A Late-Stage Bitemporal Feature Fusion Network for Semantic Change Detection
Chenyao Zhou, Haotian Zhang, Han Guo, Zhengxia Zou, Zhenwei Shi
TL;DR
The paper addresses semantic change detection by moving away from entangled triple-branch networks toward a late-stage, disentangled fusion framework (LSAFNet) that uses two semantic segmentation branches and one binary change branch. It introduces semantic fusion (SFM) with local-global attentional aggregation (LGAA) and local-global context enhancement (LGCE) to refine cross-temporal features, and a Change Detection Decoder to bridge temporal branches. The approach achieves state-of-the-art results on the SECOND and Landsat-SCD datasets, with ablations showing substantial gains from LGAA and LGCE in both segmentation and change-detection tasks. This disentangled design also facilitates integration with pretrained foundation models, enabling robust, fine-grained semantic change mapping for geospatial applications.
Abstract
Semantic change detection is an important task in geoscience and earth observation. By producing a semantic change map for each temporal phase, both the land use land cover categories and change information can be interpreted. Recently some multi-task learning based semantic change detection methods have been proposed to decompose the task into semantic segmentation and binary change detection subtasks. However, previous works comprise triple branches in an entangled manner, which may not be optimal and hard to adopt foundation models. Besides, lacking explicit refinement of bitemporal features during fusion may cause low accuracy.

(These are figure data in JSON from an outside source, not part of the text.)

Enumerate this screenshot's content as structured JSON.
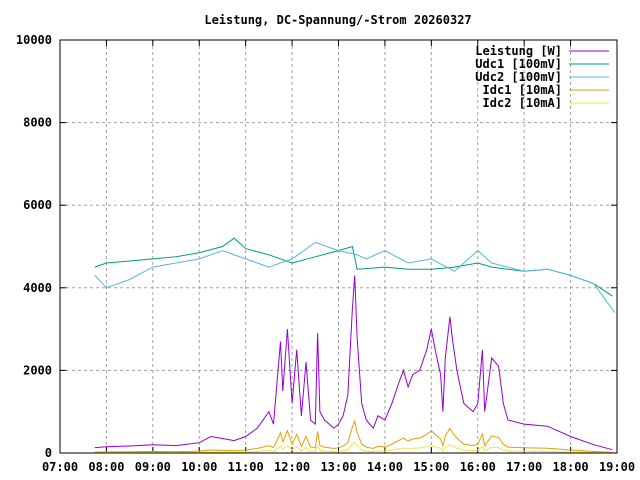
{
  "chart_data": {
    "type": "line",
    "title": "Leistung, DC-Spannung/-Strom 20260327",
    "xlabel": "",
    "ylabel": "",
    "xlim": [
      7,
      19
    ],
    "ylim": [
      0,
      10000
    ],
    "grid": true,
    "legend_position": "top-right",
    "xticks": [
      "07:00",
      "08:00",
      "09:00",
      "10:00",
      "11:00",
      "12:00",
      "13:00",
      "14:00",
      "15:00",
      "16:00",
      "17:00",
      "18:00",
      "19:00"
    ],
    "yticks": [
      "0",
      "2000",
      "4000",
      "6000",
      "8000",
      "10000"
    ],
    "series": [
      {
        "name": "Leistung [W]",
        "color": "#9400d3",
        "x": [
          7.75,
          8.0,
          8.5,
          9.0,
          9.5,
          10.0,
          10.25,
          10.5,
          10.75,
          11.0,
          11.25,
          11.5,
          11.6,
          11.75,
          11.8,
          11.9,
          12.0,
          12.1,
          12.2,
          12.3,
          12.4,
          12.5,
          12.55,
          12.6,
          12.7,
          12.9,
          13.0,
          13.1,
          13.2,
          13.3,
          13.35,
          13.4,
          13.5,
          13.6,
          13.75,
          13.85,
          14.0,
          14.15,
          14.3,
          14.4,
          14.5,
          14.6,
          14.75,
          14.9,
          15.0,
          15.1,
          15.2,
          15.25,
          15.3,
          15.4,
          15.45,
          15.55,
          15.7,
          15.9,
          16.0,
          16.1,
          16.15,
          16.3,
          16.45,
          16.55,
          16.65,
          17.0,
          17.5,
          18.0,
          18.5,
          18.9
        ],
        "values": [
          130,
          150,
          170,
          200,
          180,
          250,
          400,
          350,
          300,
          400,
          600,
          1000,
          700,
          2700,
          1500,
          3000,
          1200,
          2500,
          900,
          2200,
          800,
          700,
          2900,
          1000,
          800,
          600,
          700,
          900,
          1400,
          3500,
          4300,
          2800,
          1200,
          800,
          600,
          900,
          800,
          1200,
          1700,
          2000,
          1600,
          1900,
          2000,
          2500,
          3000,
          2400,
          1900,
          1000,
          2300,
          3300,
          2800,
          2000,
          1200,
          1000,
          1200,
          2500,
          1000,
          2300,
          2100,
          1200,
          800,
          700,
          650,
          400,
          200,
          80
        ]
      },
      {
        "name": "Udc1 [100mV]",
        "color": "#009e73",
        "x": [
          7.75,
          8.0,
          8.5,
          9.0,
          9.5,
          10.0,
          10.5,
          10.75,
          11.0,
          11.5,
          12.0,
          12.5,
          13.0,
          13.3,
          13.4,
          14.0,
          14.5,
          15.0,
          15.5,
          16.0,
          16.3,
          17.0,
          17.5,
          18.0,
          18.5,
          18.9
        ],
        "values": [
          4500,
          4600,
          4650,
          4700,
          4750,
          4850,
          5000,
          5200,
          4950,
          4800,
          4600,
          4750,
          4900,
          5000,
          4450,
          4500,
          4450,
          4450,
          4500,
          4600,
          4500,
          4400,
          4450,
          4300,
          4100,
          3800
        ]
      },
      {
        "name": "Udc2 [100mV]",
        "color": "#56b4e9",
        "x": [
          7.75,
          8.0,
          8.5,
          9.0,
          9.5,
          10.0,
          10.5,
          11.0,
          11.5,
          12.0,
          12.5,
          13.0,
          13.4,
          13.6,
          14.0,
          14.5,
          15.0,
          15.5,
          16.0,
          16.3,
          17.0,
          17.5,
          18.0,
          18.5,
          18.95
        ],
        "values": [
          4300,
          4000,
          4200,
          4500,
          4600,
          4700,
          4900,
          4700,
          4500,
          4700,
          5100,
          4900,
          4800,
          4700,
          4900,
          4600,
          4700,
          4400,
          4900,
          4600,
          4400,
          4450,
          4300,
          4100,
          3400
        ]
      },
      {
        "name": "Idc1 [10mA]",
        "color": "#e69f00",
        "x": [
          7.75,
          8.0,
          8.5,
          9.0,
          9.5,
          10.0,
          10.25,
          10.5,
          10.75,
          11.0,
          11.25,
          11.5,
          11.6,
          11.75,
          11.8,
          11.9,
          12.0,
          12.1,
          12.2,
          12.3,
          12.4,
          12.5,
          12.55,
          12.6,
          12.7,
          12.9,
          13.0,
          13.1,
          13.2,
          13.3,
          13.35,
          13.4,
          13.5,
          13.6,
          13.75,
          13.85,
          14.0,
          14.15,
          14.3,
          14.4,
          14.5,
          14.6,
          14.75,
          14.9,
          15.0,
          15.1,
          15.2,
          15.25,
          15.3,
          15.4,
          15.45,
          15.55,
          15.7,
          15.9,
          16.0,
          16.1,
          16.15,
          16.3,
          16.45,
          16.55,
          16.65,
          17.0,
          17.5,
          18.0,
          18.5,
          18.9
        ],
        "values": [
          23,
          27,
          31,
          36,
          32,
          45,
          72,
          63,
          54,
          72,
          108,
          180,
          126,
          486,
          270,
          540,
          216,
          450,
          162,
          396,
          144,
          126,
          522,
          180,
          144,
          108,
          126,
          162,
          252,
          630,
          774,
          504,
          216,
          144,
          108,
          162,
          144,
          216,
          306,
          360,
          288,
          342,
          360,
          450,
          540,
          432,
          342,
          180,
          414,
          594,
          504,
          360,
          216,
          180,
          216,
          450,
          180,
          414,
          378,
          216,
          144,
          126,
          117,
          72,
          36,
          14
        ]
      },
      {
        "name": "Idc2 [10mA]",
        "color": "#f0e442",
        "x": [
          7.75,
          8.0,
          8.5,
          9.0,
          9.5,
          10.0,
          10.25,
          10.5,
          10.75,
          11.0,
          11.25,
          11.5,
          11.6,
          11.75,
          11.8,
          11.9,
          12.0,
          12.1,
          12.2,
          12.3,
          12.4,
          12.5,
          12.55,
          12.6,
          12.7,
          12.9,
          13.0,
          13.1,
          13.2,
          13.3,
          13.35,
          13.4,
          13.5,
          13.6,
          13.75,
          13.85,
          14.0,
          14.15,
          14.3,
          14.4,
          14.5,
          14.6,
          14.75,
          14.9,
          15.0,
          15.1,
          15.2,
          15.25,
          15.3,
          15.4,
          15.45,
          15.55,
          15.7,
          15.9,
          16.0,
          16.1,
          16.15,
          16.3,
          16.45,
          16.55,
          16.65,
          17.0,
          17.5,
          18.0,
          18.5,
          18.9
        ],
        "values": [
          8,
          9,
          10,
          12,
          11,
          15,
          24,
          21,
          18,
          24,
          36,
          60,
          42,
          162,
          90,
          180,
          72,
          150,
          54,
          132,
          48,
          42,
          174,
          60,
          48,
          36,
          42,
          54,
          84,
          210,
          258,
          168,
          72,
          48,
          36,
          54,
          48,
          72,
          102,
          120,
          96,
          114,
          120,
          150,
          180,
          144,
          114,
          60,
          138,
          198,
          168,
          120,
          72,
          60,
          72,
          150,
          60,
          138,
          126,
          72,
          48,
          42,
          39,
          24,
          12,
          5
        ]
      }
    ]
  }
}
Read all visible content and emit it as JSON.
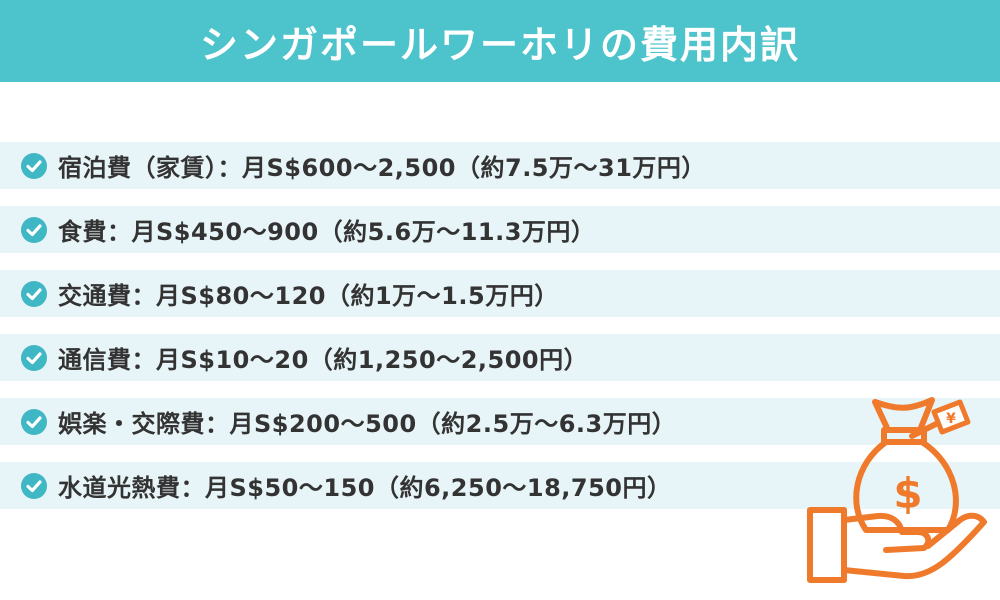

In this letter, we propose a novel late-stage bitemporal feature fusion network to address the issue. Specifically, we propose local global attentional aggregation module to strengthen feature fusion, and propose local global context enhancement module to highlight pivotal semantics. Comprehensive experiments are conducted on two public datasets, including SECOND and Landsat-SCD. Quantitative and qualitative results show that our proposed model achieves new state-of-the-art performance on both datasets.